L’inconvénient majeur des mensonges est de s’interposer, voire parfois de nous détourner de nos efforts naturels pour appréhender la réalité des choses. Ils sont conçus pour nous empêcher de rester en contact avec le déroulement de la vie réelle. En nous mentant, notre interlocuteur essaie de nous faire croire que les faits diffèrent de ce qu’ils sont vraiment. Il cherche à nous imposer sa volonté. Il veut nous faire croire que son invention est un reflet fidèle du monde réel.
Une personne qui croit à un mensonge devient par là même prisonnière de son « propre monde », inaccessible aux autres, et dans lequel le menteur lui-même ne réside pas.
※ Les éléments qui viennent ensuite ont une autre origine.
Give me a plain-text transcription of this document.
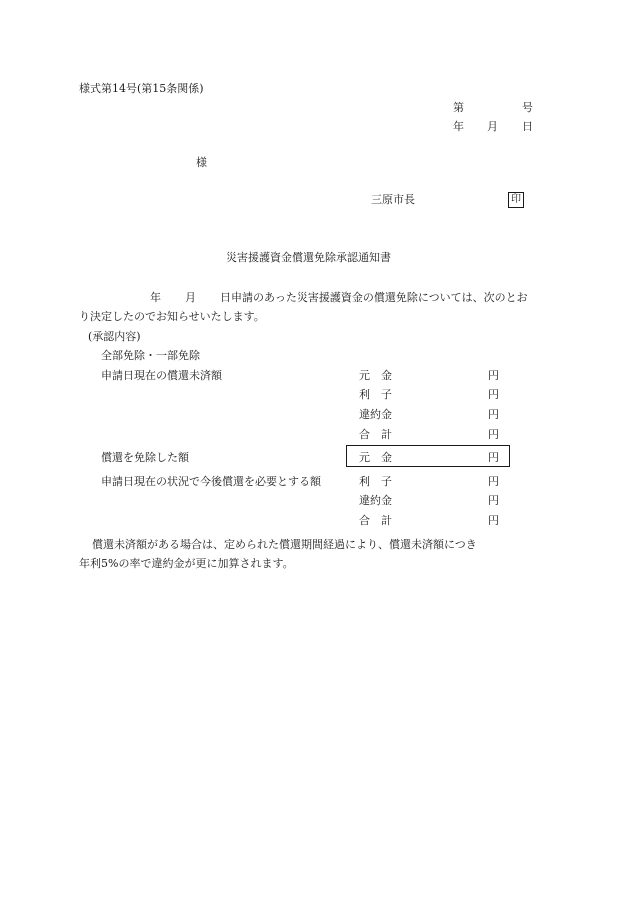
様式第14号(第15条関係)
第	号
年 月 日
様
三原市長	印
災害援護資金償還免除承認通知書
年 月 日申請のあった災害援護資金の償還免除については、次のとお
り決定したのでお知らせいたします。
(承認内容)
全部免除・一部免除
申請日現在の償還未済額	元　金	円
利　子	円
違約金	円
合　計	円
償還を免除した額	元　金	円
申請日現在の状況で今後償還を必要とする額	利　子	円
違約金	円
合　計	円
償還未済額がある場合は、定められた償還期間経過により、償還未済額につき
年利5%の率で違約金が更に加算されます。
La victime d’un mensonge, dans la mesure où elle est privée de vérité, quitte le monde des faits tangibles pour s’enfermer dans un royaume illusoire où les autres ne peuvent pénétrer.
Les civilisations n’ont jamais connu et ne connaîtront jamais la prospérité sans disposer d’une masse d’informations factuelles fiables. Elles ne peuvent pas non plus rester en bonne santé si elles sont contaminées par le virus redoutable des croyances erronées. Pour établir et perpétuer une culture avancée, nous devons éviter de nous laisser affaiblir par l’erreur ou par l’ignorance. Nous devons aussi connaître un grand nombre de vérités – et bien sûr apprendre à en faire un usage productif.
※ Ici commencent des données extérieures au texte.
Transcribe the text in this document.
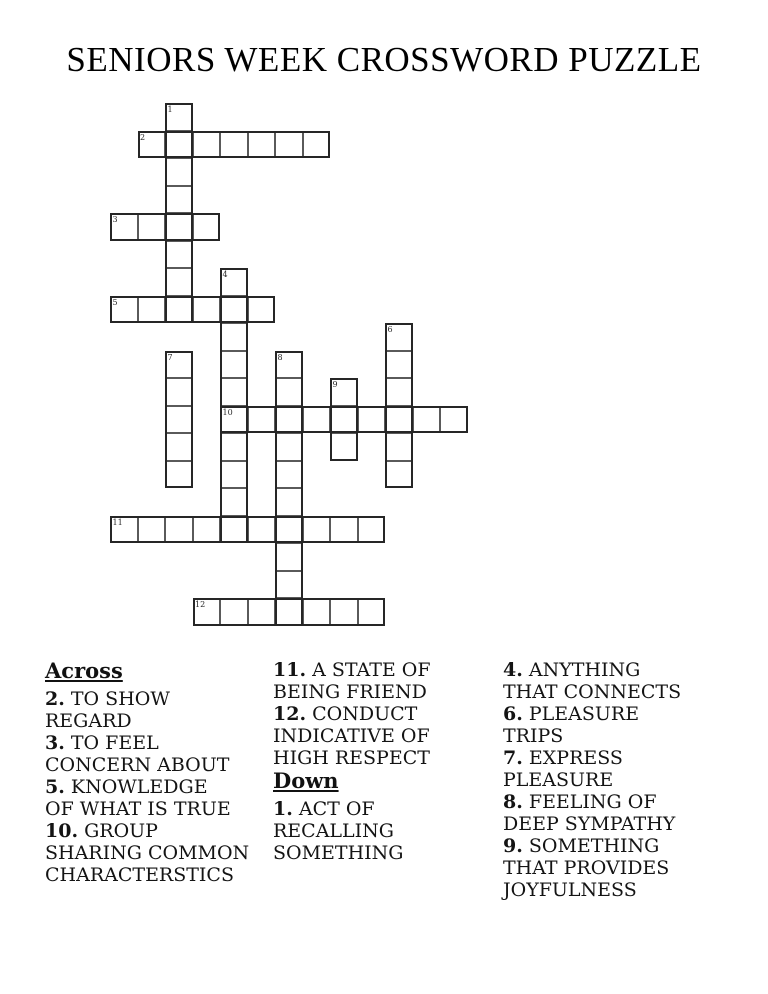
SENIORS WEEK CROSSWORD PUZZLE
1
2
3
4
5
6
7	8
9
10
11
12
Across
2. TO SHOW
REGARD
3. TO FEEL
CONCERN ABOUT
5. KNOWLEDGE
OF WHAT IS TRUE
10. GROUP
SHARING COMMON
CHARACTERSTICS
11. A STATE OF
BEING FRIEND
12. CONDUCT
INDICATIVE OF
HIGH RESPECT
Down
1. ACT OF
RECALLING
SOMETHING
4. ANYTHING
THAT CONNECTS
6. PLEASURE
TRIPS
7. EXPRESS
PLEASURE
8. FEELING OF
DEEP SYMPATHY
9. SOMETHING
THAT PROVIDES
JOYFULNESS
Nous vivons à une époque où beaucoup d’individus assez cultivés estiment que la vérité ne mérite aucun respect particulier. Chacun sait, bien entendu, que cette attitude cavalière est plus ou moins endémique chez les journalistes et les politiciens, deux catégories humaines dont les membres se complaisent dans la production de baratin, de mensonges et de toutes les formes d’escroquerie et d’imposture à leur disposition.
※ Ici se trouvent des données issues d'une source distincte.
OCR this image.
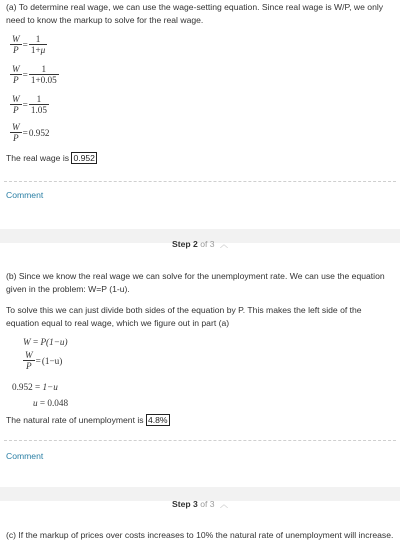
(a) To determine real wage, we can use the wage-setting equation. Since real wage is W/P, we only need to know the markup to solve for the real wage.
$\frac{W}{P} = \frac{1}{1+\mu}$
$\frac{W}{P} = \frac{1}{1+0.05}$
$\frac{W}{P} = \frac{1}{1.05}$
$\frac{W}{P} =0.952$
The real wage is 0.952
Comment
Step 2 of 3 ︿
(b) Since we know the real wage we can solve for the unemployment rate. We can use the equation given in the problem: W=P (1-u).
To solve this we can just divide both sides of the equation by P. This makes the left side of the equation equal to real wage, which we figure out in part (a)
W = P(1−u)
$\frac{W}{P} =(1-u)$
0.952 = 1−u
u = 0.048
The natural rate of unemployment is 4.8%
Comment
Step 3 of 3 ︿
(c) If the markup of prices over costs increases to 10% the natural rate of unemployment will increase.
La rationalité est notre principale caractéristique, celle qui nous distingue de toutes les autres créatures. En outre, cédant à une puissante inclination, nous nous sommes convaincus que cette rationalité nous donnait le droit de nous considérer comme supérieurs aux autres espèces. En tout cas, elle nous inspire un orgueil aussi obstiné qu’ostentatoire.